Karuizawa —  Si je te suis, alors à un moment donné, tu me seras redevable. 

Moi —  Si j’étais toi je n’y compterais pas trop !  

Si je devais parier, j’aurais plutôt dit que ce statut allait lui causer de sacrées « emmerdes ».

Moi —  Tu vas certainement être considérée comme une ennemie si tu deviens ma partenaire, tu sais ? 

Karuizawa —  Tu veux dire, par le président du Conseil des élèves ? 

Moi —  Par lui très certainement, et par d’autres par la suite. 

Karuizawa —  Certes, mais bon, si le Président Nagumo devient notre ennemi, tu feras quelque chose contre ça de toute façon, pas vrai ? 

Moi —  Pour ce qui est de la force brute ou l’intelligence, je suis certain de ne pas perdre contre lui. 

Karuizawa —  Parfait, c’était bien ce que je pensais. 

Karuizawa répondit cela avec un sourire pincé.

Moi —  Cependant, en ce qui concerne une confrontation avec les règles spécifiques du lycée, l’issue n’est pas certaine.

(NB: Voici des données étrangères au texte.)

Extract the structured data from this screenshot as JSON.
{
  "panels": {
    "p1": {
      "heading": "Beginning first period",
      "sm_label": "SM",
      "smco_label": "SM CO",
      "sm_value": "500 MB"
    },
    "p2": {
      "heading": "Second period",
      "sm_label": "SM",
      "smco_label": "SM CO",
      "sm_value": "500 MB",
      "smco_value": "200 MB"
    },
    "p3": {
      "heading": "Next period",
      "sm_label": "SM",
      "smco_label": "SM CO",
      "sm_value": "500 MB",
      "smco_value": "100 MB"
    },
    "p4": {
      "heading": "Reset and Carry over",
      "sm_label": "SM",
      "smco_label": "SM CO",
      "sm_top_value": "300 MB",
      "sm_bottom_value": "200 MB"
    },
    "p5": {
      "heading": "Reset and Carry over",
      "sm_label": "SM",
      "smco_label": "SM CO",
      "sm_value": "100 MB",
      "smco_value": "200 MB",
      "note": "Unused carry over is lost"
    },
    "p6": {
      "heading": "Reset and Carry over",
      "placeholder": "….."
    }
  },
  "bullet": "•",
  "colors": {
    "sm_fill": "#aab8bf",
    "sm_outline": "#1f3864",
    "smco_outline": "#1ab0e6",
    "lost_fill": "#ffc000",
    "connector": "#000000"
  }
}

S’il utilisait des méthodes de type attaque suicide, alors il pourrait bien réussir à nous faire expulser.

Karuizawa —  « Attaque suicide » ? 

Moi —  Souviens-toi de l’altercation opposant Sudou à Ishizaki et ses compères de la classe C. Ces derniers avaient un peu été envoyés au casse-pipe pour compromettre Sudou; c’est précisément ça l’attaque suicide, sacrifier une partie de ses effectifs pour neutraliser une cible. Maintenant imagine si cette affaire avait eu lieu avec Nagumo à la tête du Conseil des élèves, en tant que juge ?  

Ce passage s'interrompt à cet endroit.